Monoclonal antibodies are an effective tool against COVID-19, but we need more.

·3 min read

For quite a while now, I’ve publicly praised the benefits of intravenous monoclonal antibodies and urged Kentuckians and Americans to be aware of this remarkable and effective treatment.

Monoclonal antibodies are one of the most promising treatments for the virus once the person has been infected.

But like so many issues today, this treatment for COVID-19 has fallen subject to partisan political games. While Dr. Fauci and his friends at the CDC have rarely mentioned this treatment, that hasn’t stopped me from speaking out about it – both in media interviews and while traveling across Kentucky.

You deserve to have this critical information.

Recent data showed that monoclonal antibody treatment cuts the risk of death and hospitalization by 70% in high-risk patients and reduces the chance of infection among a household by 80%.

Monoclonal antibodies have only just begun to be mentioned by the mainstream media, and misinformation still plagues government bureaucrats when discussing this scientifically-backed treatment.

Doctors have also been hindered in providing this treatment. Last week I spoke with a Kentucky hospitalist who said their employer forbids monoclonal antibodies for inpatient use – meaning only patients who aren’t yet sick enough to be admitted to the hospital are the only ones eligible to receive monoclonal antibodies.

In fact, just this week two friends were hospitalized and denied IV monoclonal antibody treatment. These arbitrary rules should immediately be repealed, allowing doctors discretion in treating patients before they require a ventilator.

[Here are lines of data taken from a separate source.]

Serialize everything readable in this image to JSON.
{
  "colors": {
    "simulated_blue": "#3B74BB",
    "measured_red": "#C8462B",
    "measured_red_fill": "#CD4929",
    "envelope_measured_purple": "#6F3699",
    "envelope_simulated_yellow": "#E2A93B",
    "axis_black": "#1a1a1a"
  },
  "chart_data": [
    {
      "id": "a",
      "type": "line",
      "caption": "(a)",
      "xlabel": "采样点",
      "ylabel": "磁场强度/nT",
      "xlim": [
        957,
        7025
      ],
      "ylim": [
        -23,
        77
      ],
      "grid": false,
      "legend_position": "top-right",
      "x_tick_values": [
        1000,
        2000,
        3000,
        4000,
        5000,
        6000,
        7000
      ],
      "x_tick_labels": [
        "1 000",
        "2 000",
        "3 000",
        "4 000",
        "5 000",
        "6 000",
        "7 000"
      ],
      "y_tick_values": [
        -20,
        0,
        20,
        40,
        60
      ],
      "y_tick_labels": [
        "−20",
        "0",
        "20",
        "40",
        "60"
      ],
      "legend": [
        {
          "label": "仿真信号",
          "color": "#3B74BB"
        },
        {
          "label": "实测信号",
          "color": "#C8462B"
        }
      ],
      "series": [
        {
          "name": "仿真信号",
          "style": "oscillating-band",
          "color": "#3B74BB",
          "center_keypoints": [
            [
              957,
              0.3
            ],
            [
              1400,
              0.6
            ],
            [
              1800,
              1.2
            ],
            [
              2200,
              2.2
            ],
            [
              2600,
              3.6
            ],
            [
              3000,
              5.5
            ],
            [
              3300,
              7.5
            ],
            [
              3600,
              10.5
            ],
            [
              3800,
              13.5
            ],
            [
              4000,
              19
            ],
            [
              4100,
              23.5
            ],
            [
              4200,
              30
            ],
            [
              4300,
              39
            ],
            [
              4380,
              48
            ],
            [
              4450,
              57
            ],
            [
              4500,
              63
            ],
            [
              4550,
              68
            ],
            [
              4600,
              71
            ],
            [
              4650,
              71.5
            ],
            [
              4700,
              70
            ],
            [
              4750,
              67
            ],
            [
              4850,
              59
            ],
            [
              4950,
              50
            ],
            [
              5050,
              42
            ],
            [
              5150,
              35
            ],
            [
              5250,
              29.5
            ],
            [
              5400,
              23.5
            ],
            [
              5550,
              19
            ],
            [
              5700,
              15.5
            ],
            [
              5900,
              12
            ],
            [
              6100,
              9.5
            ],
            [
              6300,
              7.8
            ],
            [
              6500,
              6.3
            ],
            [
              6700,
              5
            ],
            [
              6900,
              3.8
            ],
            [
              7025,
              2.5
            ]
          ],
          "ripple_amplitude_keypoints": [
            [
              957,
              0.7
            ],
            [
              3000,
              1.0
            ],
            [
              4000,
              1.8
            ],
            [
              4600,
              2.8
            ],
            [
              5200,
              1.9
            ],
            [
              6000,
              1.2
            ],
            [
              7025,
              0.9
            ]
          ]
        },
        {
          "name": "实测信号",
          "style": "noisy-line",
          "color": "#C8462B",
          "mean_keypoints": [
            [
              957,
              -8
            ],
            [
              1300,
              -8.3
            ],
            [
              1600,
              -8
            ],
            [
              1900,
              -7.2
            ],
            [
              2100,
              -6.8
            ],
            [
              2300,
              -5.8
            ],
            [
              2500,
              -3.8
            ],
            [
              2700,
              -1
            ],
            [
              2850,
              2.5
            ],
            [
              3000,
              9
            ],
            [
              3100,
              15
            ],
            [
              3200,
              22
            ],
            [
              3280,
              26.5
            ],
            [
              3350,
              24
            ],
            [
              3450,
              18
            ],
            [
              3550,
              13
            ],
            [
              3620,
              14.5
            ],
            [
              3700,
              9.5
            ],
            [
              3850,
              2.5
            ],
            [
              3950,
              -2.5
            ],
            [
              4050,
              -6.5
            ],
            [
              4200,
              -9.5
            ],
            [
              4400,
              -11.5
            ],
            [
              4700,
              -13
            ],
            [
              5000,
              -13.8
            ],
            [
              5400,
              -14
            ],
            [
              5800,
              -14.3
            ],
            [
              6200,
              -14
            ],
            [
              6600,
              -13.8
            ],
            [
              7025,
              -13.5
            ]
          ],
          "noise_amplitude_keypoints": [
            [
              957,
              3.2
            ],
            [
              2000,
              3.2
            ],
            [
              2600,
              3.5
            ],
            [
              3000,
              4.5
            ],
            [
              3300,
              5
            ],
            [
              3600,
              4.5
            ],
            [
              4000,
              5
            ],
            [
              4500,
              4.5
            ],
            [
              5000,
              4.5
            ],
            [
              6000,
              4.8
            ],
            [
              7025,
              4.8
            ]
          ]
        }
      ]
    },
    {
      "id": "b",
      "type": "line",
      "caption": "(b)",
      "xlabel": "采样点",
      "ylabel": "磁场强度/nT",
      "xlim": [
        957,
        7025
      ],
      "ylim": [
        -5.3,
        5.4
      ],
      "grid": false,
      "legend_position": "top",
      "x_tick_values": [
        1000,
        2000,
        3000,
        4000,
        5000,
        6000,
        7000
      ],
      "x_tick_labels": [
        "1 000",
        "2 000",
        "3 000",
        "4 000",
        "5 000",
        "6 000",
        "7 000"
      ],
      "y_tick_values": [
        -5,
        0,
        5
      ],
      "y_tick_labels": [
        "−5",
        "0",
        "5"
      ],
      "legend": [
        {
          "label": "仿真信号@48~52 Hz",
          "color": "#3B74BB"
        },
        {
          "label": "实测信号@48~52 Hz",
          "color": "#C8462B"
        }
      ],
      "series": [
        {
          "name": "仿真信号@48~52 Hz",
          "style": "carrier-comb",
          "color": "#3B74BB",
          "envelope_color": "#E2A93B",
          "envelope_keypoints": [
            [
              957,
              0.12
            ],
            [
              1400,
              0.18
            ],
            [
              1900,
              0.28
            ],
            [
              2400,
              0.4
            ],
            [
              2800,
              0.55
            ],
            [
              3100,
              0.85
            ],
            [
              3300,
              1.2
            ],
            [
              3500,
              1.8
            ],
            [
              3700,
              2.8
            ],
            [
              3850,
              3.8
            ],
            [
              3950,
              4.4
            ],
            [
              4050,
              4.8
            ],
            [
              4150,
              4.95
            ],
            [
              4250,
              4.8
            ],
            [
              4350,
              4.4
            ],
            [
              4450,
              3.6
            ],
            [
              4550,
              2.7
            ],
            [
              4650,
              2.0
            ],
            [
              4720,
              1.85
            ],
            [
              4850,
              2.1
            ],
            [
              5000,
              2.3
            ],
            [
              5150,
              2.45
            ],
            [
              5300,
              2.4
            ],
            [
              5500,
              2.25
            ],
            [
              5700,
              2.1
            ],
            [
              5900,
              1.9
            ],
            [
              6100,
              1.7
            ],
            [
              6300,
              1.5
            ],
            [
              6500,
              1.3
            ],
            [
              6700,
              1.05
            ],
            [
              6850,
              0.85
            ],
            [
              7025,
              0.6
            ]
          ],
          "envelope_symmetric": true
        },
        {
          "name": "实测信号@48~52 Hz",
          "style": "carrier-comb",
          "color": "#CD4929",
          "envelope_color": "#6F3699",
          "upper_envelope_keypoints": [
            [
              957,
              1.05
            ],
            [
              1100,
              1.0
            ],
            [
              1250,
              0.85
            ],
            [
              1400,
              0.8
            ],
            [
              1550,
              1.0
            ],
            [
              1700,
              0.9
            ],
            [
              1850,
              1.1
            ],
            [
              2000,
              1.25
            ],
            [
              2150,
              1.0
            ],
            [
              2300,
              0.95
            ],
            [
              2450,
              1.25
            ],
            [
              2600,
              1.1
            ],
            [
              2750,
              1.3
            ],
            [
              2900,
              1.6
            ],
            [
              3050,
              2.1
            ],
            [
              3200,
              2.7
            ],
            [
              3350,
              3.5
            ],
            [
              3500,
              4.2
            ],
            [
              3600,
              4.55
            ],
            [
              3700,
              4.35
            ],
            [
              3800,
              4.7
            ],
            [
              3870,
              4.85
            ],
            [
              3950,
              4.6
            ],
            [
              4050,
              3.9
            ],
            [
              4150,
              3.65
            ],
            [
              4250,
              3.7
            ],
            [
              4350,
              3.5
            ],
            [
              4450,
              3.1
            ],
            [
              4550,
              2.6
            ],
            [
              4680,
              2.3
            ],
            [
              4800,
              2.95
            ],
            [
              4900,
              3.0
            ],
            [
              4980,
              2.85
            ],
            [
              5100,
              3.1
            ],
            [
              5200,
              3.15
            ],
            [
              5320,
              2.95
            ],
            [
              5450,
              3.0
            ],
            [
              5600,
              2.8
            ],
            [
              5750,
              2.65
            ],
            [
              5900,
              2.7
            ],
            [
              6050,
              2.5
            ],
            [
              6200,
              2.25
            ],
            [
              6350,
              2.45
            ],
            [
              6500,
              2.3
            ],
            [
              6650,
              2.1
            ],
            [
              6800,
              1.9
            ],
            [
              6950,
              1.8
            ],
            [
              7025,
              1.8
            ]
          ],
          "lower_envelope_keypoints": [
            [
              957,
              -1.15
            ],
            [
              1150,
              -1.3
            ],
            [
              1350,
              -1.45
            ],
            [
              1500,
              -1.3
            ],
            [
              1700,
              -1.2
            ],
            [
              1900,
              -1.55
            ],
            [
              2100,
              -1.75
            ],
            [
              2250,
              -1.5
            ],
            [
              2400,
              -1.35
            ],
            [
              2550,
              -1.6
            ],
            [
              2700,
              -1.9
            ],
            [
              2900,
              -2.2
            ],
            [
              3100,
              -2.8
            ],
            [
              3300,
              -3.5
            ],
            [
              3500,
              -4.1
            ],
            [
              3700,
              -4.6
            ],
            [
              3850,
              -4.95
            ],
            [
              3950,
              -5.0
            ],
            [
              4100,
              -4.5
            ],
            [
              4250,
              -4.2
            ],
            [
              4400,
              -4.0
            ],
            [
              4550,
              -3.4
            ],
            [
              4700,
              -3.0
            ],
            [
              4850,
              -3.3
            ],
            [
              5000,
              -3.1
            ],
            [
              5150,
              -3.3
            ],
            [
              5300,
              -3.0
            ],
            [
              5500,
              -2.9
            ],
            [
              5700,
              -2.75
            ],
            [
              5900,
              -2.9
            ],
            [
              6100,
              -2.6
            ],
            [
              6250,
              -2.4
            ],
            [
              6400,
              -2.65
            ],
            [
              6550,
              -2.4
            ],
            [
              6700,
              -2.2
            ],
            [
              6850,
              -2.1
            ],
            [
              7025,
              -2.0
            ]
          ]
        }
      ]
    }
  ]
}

But why are patients being denied treatment? Well, the FDA only approved monoclonal antibodies for outpatient use. In an attempt to control every aspect of our life, the government has bought and paid for all the monoclonal antibodies and has dictated only outpatient treatment.

Last week, I also spoke with an internist in Louisiana who expressed the same limitations. He said that while monoclonal antibodies are proving to be very useful in preventing hospitalizations when given early, sometimes a patient shows up in distress to be admitted to the hospital before receiving the treatment. In this instance, because of regulations, the hospital would be unable to provide the patient wishing to seek early treatment with a potentially life-saving option.

Instead, the patient would need to be discharged and seek outpatient care, wasting time and money and taking the risk of getting sicker. Seems counterproductive, like most government-run operations.

Even if the patient is willing to pay for the monoclonal antibody treatment, he wouldn’t be able to acquire it because our government owns it all. It should scare every American, as this shows a glimpse at what socialized medicine would look like. Even if you can afford a life-saving drug, the government gets to dictate who receives it.

Government’s one-size-fits-all approach medicine is preventing physicians from prescribing life-saving drugs like monoclonal antibodies. Thankfully some smaller hospitals with local autonomy can use off-label monoclonal antibodies and I still encourage you to ask your doctor about this treatment.

It is another effective tool in the fight against COVID and could help save countless lives.

Rand Paul is a senator from Kentucky.